S'il avait pu mettre entre lui et le monde la distance Terre-Lune, il l'aurait mise.
S'il avait pu aller plus loin, il y aurait été.
Il avait mis entre lui et le monde la distance qu'il pouvait. Les villes ne le voyaient plus guère, il ne les voyait plus non plus. |
La campagne lui disait qu'elle l'aimait, la terre aussi, il grimpait aux arbres, s'efforçant de voir la mer mais le temps, trop beau, l'aveuglait, le temps d'y voir clair.
Chaque jour était un long chemin, il y rampait, droit et fier, lézard vert annonçant la vipère disaient les vieux, il n'était pas d'entre eux, ne le serait pas, rien à faire, rides ou pas.
L'été allait venir, vint, revint, et revint encore et encore.
Et puis un soir, sur la terrasse, un éclair transperça le ciel, et il sut qu'il ne reviendrait plus.
Qu'un autre, à sa place, reviendrait, et que cet autre, peut-être, lui ressemblerait davantage. Dès lors il avait cherché en vain le chemin du retour, mais plus le moindre Minotaure ne hantait ses labyrinthes pour lui indiquer l'heure, le jour, la route s'il vous plaît. |
C'est par hasard qu'il la croisa au détour d'un ultime été, chaud, trop chaud, un de ces étés infernaux où les paradis, dénudés, se dénudent, exposant leurs lézardes.
C'est par hasard qu'il la croisa et qu'elle le mena au lac. Lui qui ne vivait plus, depuis longtemps, qu'au fond des terres.
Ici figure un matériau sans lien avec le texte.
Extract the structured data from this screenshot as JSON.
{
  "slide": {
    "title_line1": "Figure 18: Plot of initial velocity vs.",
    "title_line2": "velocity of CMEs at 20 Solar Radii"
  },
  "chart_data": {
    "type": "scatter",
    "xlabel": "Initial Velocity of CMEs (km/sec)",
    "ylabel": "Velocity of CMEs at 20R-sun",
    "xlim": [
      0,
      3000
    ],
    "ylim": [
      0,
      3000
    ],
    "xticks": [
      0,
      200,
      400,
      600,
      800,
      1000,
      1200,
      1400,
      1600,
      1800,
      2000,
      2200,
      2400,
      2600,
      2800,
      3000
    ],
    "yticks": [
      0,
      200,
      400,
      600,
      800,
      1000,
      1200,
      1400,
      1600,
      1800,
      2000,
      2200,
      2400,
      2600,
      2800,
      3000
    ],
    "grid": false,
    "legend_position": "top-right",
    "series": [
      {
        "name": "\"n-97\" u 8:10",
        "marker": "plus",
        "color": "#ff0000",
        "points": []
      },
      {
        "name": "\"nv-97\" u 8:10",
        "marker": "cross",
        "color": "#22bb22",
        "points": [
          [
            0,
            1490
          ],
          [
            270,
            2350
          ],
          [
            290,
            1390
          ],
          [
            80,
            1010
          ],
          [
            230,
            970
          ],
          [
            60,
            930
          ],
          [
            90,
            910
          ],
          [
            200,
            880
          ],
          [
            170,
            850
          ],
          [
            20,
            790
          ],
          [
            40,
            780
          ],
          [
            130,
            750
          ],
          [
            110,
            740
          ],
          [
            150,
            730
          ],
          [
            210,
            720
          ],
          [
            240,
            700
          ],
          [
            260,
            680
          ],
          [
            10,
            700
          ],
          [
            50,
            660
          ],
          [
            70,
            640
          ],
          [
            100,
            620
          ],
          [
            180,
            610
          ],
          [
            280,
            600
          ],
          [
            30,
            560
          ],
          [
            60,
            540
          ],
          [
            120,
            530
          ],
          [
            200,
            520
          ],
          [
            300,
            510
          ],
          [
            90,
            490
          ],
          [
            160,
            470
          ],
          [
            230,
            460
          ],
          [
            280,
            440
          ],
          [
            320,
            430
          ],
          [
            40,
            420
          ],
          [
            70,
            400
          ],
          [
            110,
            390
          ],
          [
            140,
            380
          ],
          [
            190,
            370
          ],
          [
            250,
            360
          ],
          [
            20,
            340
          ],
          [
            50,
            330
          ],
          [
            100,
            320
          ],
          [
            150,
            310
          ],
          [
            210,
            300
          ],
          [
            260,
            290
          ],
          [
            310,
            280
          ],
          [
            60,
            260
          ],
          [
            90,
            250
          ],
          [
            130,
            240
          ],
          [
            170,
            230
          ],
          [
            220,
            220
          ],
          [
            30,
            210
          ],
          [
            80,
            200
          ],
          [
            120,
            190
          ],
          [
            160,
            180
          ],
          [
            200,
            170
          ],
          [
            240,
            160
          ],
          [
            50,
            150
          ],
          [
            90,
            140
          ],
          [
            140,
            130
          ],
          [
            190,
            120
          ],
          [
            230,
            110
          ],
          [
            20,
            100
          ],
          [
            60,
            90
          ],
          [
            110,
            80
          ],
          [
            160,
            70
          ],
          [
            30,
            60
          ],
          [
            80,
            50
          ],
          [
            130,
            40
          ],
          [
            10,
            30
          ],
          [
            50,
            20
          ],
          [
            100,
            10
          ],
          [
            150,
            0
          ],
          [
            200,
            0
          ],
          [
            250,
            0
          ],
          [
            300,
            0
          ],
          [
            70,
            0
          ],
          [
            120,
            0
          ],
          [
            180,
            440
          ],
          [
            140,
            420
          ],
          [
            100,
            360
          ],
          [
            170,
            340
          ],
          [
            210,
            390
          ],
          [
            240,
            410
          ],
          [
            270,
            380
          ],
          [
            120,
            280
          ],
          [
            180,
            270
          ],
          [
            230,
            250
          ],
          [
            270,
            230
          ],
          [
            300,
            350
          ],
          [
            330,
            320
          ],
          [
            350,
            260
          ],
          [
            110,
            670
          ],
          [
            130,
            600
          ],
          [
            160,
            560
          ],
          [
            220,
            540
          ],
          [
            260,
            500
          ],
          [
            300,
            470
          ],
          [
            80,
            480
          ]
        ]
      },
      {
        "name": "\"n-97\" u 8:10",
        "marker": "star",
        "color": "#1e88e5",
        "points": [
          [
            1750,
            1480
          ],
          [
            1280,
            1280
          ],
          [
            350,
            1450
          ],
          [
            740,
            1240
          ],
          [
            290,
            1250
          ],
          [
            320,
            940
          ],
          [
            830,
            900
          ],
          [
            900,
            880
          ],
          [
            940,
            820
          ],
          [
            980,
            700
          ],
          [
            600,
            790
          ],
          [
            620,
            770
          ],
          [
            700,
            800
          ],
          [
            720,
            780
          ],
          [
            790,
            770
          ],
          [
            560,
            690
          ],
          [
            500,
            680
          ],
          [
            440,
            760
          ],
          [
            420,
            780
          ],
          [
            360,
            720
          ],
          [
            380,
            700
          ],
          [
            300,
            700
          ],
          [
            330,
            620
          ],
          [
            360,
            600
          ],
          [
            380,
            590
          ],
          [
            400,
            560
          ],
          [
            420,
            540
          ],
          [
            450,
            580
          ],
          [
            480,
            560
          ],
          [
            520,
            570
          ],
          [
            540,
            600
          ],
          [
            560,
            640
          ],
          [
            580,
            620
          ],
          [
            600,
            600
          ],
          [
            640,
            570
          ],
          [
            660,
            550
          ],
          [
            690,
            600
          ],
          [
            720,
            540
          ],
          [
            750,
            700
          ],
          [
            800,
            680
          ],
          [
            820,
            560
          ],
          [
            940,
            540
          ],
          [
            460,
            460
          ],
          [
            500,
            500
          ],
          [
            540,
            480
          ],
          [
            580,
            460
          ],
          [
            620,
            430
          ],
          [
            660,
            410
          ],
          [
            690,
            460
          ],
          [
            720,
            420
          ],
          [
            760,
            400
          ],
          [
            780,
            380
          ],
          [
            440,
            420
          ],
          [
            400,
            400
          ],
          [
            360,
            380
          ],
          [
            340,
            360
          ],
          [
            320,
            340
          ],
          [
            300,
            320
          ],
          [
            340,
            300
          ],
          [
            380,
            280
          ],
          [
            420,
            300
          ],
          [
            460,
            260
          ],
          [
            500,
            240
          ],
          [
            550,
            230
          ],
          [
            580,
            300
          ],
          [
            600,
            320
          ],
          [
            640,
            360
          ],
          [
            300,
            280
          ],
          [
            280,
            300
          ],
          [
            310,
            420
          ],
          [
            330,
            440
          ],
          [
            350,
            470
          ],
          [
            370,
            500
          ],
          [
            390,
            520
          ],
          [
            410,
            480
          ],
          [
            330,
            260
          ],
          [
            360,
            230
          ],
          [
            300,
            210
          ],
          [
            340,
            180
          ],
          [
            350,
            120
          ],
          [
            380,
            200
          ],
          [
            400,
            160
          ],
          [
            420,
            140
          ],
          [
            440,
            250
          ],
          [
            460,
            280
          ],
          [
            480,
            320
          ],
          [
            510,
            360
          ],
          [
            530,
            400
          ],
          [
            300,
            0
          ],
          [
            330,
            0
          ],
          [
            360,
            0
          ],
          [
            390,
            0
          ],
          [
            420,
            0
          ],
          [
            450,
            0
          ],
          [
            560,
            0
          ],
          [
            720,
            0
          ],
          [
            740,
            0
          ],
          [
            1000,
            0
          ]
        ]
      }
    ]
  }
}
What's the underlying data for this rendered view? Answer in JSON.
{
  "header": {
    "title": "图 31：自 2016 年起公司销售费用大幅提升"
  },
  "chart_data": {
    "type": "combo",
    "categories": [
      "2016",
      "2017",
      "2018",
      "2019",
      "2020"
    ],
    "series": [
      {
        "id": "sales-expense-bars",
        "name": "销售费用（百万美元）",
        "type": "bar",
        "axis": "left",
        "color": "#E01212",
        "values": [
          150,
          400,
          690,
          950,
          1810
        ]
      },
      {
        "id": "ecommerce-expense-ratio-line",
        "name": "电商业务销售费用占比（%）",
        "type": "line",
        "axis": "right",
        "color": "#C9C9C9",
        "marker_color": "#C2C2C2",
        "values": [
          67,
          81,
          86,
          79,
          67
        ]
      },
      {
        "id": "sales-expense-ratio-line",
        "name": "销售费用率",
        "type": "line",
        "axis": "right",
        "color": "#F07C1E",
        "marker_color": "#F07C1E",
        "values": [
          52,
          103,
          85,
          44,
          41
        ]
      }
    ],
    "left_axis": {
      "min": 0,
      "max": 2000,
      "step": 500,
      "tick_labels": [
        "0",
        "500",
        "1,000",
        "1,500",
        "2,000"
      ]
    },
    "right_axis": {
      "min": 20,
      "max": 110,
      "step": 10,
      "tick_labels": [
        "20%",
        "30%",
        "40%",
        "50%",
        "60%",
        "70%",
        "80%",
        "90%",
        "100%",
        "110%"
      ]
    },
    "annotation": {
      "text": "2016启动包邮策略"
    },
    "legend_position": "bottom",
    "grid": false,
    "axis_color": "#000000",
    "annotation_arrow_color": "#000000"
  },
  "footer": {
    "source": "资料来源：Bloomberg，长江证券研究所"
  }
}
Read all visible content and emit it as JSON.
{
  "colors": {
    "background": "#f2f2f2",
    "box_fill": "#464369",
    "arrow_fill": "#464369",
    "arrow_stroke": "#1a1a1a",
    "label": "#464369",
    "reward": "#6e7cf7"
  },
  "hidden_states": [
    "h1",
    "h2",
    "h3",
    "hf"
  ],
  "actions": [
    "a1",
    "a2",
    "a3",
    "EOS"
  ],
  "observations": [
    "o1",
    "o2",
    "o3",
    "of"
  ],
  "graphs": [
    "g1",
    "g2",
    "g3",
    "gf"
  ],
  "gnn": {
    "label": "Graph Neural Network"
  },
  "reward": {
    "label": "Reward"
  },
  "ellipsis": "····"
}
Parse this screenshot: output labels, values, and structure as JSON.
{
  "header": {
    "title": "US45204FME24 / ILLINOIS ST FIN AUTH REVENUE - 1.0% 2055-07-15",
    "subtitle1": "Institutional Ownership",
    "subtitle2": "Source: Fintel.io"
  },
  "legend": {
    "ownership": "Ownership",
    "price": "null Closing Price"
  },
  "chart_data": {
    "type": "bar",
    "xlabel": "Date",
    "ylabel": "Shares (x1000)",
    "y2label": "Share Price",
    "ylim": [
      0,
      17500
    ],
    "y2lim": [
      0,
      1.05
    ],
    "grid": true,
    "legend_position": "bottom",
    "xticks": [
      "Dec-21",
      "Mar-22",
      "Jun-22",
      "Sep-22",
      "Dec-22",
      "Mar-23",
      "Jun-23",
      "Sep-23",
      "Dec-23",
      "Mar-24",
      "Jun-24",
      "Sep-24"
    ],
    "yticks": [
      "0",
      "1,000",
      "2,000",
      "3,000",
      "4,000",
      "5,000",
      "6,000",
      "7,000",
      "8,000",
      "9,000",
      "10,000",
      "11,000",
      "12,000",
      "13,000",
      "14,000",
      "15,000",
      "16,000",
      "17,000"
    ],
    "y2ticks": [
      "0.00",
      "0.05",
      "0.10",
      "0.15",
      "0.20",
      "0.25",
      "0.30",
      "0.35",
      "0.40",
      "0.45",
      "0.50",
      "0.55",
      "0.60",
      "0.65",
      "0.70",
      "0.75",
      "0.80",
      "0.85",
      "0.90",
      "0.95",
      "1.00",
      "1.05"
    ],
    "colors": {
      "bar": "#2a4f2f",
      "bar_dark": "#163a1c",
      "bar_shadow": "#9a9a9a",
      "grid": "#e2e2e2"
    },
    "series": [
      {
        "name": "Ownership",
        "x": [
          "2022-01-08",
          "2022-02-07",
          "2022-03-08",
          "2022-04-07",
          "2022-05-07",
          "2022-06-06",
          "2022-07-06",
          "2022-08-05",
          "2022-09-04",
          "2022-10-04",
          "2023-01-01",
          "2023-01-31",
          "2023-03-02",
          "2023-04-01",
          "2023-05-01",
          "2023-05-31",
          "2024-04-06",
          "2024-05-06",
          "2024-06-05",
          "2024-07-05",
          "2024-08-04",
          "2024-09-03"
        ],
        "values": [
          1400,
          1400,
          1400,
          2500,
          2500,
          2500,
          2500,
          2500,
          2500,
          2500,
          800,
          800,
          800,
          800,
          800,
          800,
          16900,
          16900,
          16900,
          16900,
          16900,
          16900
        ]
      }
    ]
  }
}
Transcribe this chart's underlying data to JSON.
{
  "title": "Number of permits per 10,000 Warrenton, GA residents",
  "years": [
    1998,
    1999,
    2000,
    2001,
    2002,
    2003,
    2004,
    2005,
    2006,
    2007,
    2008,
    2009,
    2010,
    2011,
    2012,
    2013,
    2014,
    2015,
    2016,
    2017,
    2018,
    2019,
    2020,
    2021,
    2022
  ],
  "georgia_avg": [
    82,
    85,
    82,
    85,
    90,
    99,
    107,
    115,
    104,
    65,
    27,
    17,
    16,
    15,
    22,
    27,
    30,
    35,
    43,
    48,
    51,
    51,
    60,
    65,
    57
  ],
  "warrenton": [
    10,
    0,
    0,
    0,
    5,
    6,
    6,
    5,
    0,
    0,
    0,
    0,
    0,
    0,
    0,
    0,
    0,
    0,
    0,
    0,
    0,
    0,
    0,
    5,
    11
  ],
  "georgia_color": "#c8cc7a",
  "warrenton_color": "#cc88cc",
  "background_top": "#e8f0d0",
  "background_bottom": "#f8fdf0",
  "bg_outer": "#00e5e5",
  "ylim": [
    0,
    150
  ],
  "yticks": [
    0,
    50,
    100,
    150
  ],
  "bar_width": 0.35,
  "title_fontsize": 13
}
La terre, les arbres, à peine un petit ruisseau, juste assez clair pour s'y voir et s'y perdre.
Tout ce qui fait ce que tu es C'est tout ce qui m'échappe Ça m'a tenue quelques nuits éveillées Le cœur en écharpe Cigarettes après cigarettes Grillées à la hâte Et dans le film qui se joue dans ma tête Des lumières éclatent |
Elle n'avait pas besoin d'en dire plus : il l'avait reconnue, s'était reconnu en elle comme elle-même, à force de, s'était peu à peu reconnue en ces terres où, comme lui, elle s'était perdue.
« Des lumières éclatent » ? Mieux dire n'était pas possible.
Des semblants de vagues embrassaient les berges du lac, il ne demandait plus la mer, elle non plus, juste une étoile, elle aussi, une étoile rouge ou pas, de mer ou pas, une étoile au ciel d'un lac, qui indiquerait la route à suivre.
Go West?
Dans le jour finissant, elle avait coiffé son Stetson, cow-girl sans 12 cordes, aux mille cordes vocales :
Toute la journée je reste au lit | Que va-t-il arriver... J'pourrais m'habiller m'faire belle Rejoindre les rangs des abeilles Mais je n'en fais rien... |
Le lac était désormais calme, apaisé.
Seule la country-mélodie planait à sa surface, patineuse, libellule murmurant dans le soir cette question toute simple :
Mais où est-ce que j'ai laissé mon coeur ?
Où est-ce que j'ai laissé mon coeur ?
Elle chanta encore, laissant au fil de l'avancée de l'ombre se faire doucement la lumière.
J'ai rayé les autres autour de moi
Et c'était lourd de tirer
Un gros trait
Bien épais
J'y ai cru je me suis laissée prendre
Comme c'était doux de se rendre
Au plus fort
Au plus fou
Je voulais ce que je n'avais pas
Le mirage d' une image
Marcher main dans la main
Tu étais ce que je n'étais pas
Il avait fermé les yeux, elle aussi.
Elle avait presque fini, il le savait.
Tu ne sais pas qui je suis
Mon bel innocent
Tu me vois mieux que je ne suis
Tu vas le coeur tranquille
Et les yeux transparents
Mais mon bel innocent
Mon bel innocent
Pardonne-moi je t'en prie
De n'être pour toujours
Que ce que je suis
Elle s'était tue : tout était dit.
Ce qui passa n'était pas un ange.
Quand ils rouvrirent les yeux, non pas une mais cent, mille, cent mille étoiles leur montraient la route à suivre.
Chacun, du regard, embrassa la sienne, se leva, et dans la direction qu'il avait choisie, fit enfin le premier pas vers ailleurs qu'autrefois.